[Caves of Terror by Talbot Mundy]@TWC D-Link book
Caves of Terror

CHAPTER IV
14/22

"There's a _mugger's_ head between us and the next stepping-stone!" "Nay!" he answered.

"That _is_ the stepping-stone." I could have sworn that he was lying, but King set his foot on it and in a moment more we were working our way cautiously along the causeway again, making for the next sharp corner where the Mahatma had been standing to give us the direction.

But he never waited for us to catch up with him.

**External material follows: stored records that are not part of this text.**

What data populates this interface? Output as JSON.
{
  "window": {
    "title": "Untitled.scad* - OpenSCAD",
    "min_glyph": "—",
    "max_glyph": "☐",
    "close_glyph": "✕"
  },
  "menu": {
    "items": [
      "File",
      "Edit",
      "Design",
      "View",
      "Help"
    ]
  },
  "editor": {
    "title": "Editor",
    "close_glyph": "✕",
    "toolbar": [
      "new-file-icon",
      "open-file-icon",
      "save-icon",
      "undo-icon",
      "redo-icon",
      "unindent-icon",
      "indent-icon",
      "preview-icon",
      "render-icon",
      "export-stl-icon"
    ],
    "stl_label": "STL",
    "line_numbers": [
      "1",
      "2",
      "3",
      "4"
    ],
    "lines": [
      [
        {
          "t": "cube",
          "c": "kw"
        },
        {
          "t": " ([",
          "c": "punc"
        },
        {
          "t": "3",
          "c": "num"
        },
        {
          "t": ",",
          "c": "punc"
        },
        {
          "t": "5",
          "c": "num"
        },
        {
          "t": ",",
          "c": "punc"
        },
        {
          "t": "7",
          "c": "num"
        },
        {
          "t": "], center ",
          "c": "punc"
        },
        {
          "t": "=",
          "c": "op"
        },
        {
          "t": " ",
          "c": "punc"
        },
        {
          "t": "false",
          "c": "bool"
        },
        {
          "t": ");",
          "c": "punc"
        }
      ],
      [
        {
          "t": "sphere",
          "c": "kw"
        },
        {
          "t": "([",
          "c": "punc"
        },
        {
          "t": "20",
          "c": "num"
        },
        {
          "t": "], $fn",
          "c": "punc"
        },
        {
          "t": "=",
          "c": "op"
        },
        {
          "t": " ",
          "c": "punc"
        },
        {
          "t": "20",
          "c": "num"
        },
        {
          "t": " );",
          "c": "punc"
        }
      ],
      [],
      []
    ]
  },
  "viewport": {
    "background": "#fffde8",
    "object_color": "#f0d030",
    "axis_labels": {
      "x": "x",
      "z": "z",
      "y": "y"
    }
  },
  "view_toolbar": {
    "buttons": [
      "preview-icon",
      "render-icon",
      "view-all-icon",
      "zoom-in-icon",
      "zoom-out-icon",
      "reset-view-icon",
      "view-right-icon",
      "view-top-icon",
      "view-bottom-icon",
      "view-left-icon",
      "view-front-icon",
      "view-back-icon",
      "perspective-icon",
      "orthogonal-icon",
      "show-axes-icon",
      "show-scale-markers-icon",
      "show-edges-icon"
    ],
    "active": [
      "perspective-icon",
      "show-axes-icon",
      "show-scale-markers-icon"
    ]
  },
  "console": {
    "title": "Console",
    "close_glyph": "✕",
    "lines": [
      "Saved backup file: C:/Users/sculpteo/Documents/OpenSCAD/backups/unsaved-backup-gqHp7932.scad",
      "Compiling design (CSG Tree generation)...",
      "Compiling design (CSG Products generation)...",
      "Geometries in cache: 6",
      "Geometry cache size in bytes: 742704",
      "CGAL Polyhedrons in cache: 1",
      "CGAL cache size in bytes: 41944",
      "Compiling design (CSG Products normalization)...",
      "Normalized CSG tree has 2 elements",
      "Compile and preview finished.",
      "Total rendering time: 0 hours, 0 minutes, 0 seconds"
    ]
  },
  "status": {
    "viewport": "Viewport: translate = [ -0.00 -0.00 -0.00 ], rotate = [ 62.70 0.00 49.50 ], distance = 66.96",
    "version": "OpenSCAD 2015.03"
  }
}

I think he suspected that in panic we might clutch him and offer violence, and he always moved on as we approached, leaving us to grope our way in agonies of apprehension.
The going did not become easier as we progressed.

When the Gray Mahatma reached the steps on the far side and stood, out of the water waiting for us, all the monsters that had watched his progress came and joined our party; and now, instead of keeping to the water, two of them climbed up on the causeway, so that there was one of the creatures behind us and two in front.
"Call off your cousins and your uncles and your aunts!" I shouted, bearing in mind the Hindu creed that consigns the souls of unrighteous men to the bodies of animals in retribution for their sins.
The Gray Mahatma picked up a short pole from the embankment, and returned into the water with it, not striking out right and left as any ordinary-minded person would have done, but shoving the brutes away gently one by one, as if they were logs or small boats.